By Andy Sambidge
Region's airlines post second highest growth rates for both passengers and cargo
Middle East carriers recorded the second highest demand growth in August at 6.7 percent, the International Air Transport Association (IATA) said on Monday.
Growth failed to match a capacity expansion of 7.6 percent on the region's airlines, leaving load factors down at 76.2 percent.
The region also saw the second highest growth in freight traffic at 3.7 percent, behind Latin America carriers (5.4 percent).
Globally, passenger demand was up 4.5 percent over the previous August, with European carriers leading the way with nearly eight percent growth.
August's growth represented a "significant slowing" from the six percent recorded in July, IATA added.
It said the global decline in freight markets accelerated. The 3.8 percent contraction in freight markets recorded in August was more than double the pace of July’s 1.8 percent decline.
“The industry has shifted gears downward. The pace of growth in passenger markets has dipped and the freight business is now shrinking at a faster pace. With business and consumer confidence continuing to slump globally there is not a lot of optimism for improved conditions any time soon,” said Tony Tyler, IATA’s director general and CEO.
Comparisons of July to August more clearly indicate the slowdown, IATA said, as the total passenger market fell by 1.6 percent and the total cargo market fell by 1.3 percent.
August traffic results are in line with expectations for a decline in profitability heading into 2012.
Airlines are expected to see total industry profits fall from $6.9bn in 2011 to $4.9bn.

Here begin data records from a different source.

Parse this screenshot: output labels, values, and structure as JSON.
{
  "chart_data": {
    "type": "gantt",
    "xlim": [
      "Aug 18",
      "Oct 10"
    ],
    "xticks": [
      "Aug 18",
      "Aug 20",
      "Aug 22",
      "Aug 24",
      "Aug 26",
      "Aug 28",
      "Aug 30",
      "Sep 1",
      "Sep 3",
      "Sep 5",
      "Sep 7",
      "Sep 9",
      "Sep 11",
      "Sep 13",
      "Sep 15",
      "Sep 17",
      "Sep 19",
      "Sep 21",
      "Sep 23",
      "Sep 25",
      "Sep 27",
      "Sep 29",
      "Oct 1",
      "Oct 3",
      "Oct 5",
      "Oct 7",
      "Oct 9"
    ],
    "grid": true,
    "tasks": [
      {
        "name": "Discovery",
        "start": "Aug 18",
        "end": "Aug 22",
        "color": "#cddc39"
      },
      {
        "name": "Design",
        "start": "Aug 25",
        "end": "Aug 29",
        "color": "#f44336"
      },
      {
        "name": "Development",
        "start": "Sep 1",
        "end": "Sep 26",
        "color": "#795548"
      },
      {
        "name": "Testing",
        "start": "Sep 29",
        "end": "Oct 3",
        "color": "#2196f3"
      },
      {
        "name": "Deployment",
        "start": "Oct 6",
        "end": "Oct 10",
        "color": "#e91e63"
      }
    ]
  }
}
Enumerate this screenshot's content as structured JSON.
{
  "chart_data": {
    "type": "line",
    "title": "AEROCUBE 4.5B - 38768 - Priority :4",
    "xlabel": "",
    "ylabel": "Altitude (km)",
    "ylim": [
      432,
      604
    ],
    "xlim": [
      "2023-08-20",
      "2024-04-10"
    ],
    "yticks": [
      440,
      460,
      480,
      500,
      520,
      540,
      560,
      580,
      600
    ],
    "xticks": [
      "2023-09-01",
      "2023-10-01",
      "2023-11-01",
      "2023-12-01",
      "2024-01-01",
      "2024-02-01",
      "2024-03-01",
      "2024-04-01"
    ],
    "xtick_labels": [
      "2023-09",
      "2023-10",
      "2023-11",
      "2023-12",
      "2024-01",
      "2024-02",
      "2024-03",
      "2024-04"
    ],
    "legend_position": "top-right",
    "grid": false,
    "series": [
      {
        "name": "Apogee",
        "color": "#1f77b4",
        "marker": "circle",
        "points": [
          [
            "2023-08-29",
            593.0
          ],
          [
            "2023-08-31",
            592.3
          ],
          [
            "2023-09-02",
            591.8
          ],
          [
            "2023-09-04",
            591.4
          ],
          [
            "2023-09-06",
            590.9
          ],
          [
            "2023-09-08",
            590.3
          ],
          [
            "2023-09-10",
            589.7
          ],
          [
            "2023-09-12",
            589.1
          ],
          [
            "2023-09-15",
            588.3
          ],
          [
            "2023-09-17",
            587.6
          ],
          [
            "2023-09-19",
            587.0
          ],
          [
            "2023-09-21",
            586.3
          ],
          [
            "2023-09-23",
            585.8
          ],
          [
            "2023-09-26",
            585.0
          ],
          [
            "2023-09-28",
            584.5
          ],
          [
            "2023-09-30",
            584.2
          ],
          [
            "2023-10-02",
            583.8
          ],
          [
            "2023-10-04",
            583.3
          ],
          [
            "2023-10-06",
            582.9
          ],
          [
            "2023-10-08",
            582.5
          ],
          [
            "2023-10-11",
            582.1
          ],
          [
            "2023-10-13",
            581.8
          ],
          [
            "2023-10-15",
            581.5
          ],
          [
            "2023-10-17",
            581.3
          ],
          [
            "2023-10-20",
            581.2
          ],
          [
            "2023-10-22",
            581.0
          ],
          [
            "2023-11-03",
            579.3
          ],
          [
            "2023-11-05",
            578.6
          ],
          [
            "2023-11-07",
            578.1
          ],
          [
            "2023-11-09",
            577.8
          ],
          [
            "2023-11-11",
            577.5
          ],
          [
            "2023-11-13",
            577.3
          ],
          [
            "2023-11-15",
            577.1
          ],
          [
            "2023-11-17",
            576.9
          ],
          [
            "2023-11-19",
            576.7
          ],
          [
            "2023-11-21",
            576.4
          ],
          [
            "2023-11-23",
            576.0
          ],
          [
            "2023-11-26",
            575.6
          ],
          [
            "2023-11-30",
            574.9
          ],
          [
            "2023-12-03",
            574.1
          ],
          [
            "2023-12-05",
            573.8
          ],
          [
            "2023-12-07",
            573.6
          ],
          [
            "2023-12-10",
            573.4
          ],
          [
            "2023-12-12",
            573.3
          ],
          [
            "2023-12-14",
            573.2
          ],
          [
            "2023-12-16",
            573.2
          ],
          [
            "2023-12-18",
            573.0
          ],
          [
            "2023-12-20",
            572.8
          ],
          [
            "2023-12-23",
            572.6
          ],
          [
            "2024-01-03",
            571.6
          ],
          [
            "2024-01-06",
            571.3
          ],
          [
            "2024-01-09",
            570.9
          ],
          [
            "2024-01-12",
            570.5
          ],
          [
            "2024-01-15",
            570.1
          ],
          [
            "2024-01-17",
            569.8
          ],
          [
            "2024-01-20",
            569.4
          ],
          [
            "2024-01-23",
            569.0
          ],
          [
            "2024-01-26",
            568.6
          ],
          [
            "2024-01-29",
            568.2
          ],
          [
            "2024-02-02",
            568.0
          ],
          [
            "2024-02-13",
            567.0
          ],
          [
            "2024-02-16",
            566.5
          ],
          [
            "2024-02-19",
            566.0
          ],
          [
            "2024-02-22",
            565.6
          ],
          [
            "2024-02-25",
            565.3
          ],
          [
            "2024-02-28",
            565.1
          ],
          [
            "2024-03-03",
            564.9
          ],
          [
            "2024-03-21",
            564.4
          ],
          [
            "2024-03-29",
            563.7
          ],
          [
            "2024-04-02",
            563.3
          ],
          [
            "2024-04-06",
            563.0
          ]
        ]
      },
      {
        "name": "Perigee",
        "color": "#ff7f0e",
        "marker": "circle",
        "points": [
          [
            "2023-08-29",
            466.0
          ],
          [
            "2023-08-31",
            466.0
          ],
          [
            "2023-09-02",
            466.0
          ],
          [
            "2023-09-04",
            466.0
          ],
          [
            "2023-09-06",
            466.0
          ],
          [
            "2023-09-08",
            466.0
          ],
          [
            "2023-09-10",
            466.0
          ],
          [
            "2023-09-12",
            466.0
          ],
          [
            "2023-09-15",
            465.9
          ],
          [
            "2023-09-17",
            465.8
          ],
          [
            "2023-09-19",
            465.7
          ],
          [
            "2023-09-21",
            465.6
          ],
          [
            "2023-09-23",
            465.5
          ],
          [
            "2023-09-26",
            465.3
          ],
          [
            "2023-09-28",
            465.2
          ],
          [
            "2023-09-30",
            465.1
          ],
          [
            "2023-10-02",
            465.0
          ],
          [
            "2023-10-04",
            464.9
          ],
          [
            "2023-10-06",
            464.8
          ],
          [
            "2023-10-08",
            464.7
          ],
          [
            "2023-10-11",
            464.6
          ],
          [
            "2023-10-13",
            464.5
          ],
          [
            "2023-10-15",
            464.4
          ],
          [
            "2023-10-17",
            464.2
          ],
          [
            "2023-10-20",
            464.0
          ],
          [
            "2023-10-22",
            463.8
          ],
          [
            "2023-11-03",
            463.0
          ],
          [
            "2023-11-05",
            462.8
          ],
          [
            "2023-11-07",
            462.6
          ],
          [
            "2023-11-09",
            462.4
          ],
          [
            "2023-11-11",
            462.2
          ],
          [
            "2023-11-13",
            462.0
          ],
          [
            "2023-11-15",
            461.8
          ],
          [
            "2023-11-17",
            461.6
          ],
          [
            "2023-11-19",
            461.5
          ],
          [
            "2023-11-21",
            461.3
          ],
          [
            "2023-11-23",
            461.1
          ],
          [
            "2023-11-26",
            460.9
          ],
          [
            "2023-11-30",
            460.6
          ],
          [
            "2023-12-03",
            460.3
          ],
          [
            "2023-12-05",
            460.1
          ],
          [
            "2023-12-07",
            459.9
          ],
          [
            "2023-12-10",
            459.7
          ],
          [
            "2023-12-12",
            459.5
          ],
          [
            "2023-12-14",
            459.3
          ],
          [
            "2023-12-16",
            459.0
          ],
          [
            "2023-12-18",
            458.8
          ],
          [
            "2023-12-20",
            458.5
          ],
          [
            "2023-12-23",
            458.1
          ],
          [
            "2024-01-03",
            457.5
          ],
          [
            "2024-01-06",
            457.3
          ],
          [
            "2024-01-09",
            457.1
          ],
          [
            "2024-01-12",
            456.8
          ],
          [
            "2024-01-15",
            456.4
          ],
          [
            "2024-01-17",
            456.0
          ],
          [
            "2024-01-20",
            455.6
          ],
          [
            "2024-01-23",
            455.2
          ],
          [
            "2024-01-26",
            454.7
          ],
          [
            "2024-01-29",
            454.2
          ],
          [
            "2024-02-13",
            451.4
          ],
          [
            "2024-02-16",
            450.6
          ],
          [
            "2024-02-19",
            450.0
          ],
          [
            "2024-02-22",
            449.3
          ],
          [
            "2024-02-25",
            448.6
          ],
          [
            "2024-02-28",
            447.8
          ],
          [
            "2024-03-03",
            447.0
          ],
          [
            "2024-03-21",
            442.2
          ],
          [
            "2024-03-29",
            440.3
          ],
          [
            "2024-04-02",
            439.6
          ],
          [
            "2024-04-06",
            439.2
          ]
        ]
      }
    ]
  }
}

Tyler added: “Airlines are bracing for tough times ahead. Economic uncertainty owing to the European sovereign debt crisis and the growing likelihood of a protracted period of slow growth in developed economies mean the industry will be even more focused on reducing costs and improving efficiency.
"To ensure that airlines can continue to catalyze economic activity, we need governments to review the often onerous tax burden that they place on aviation.”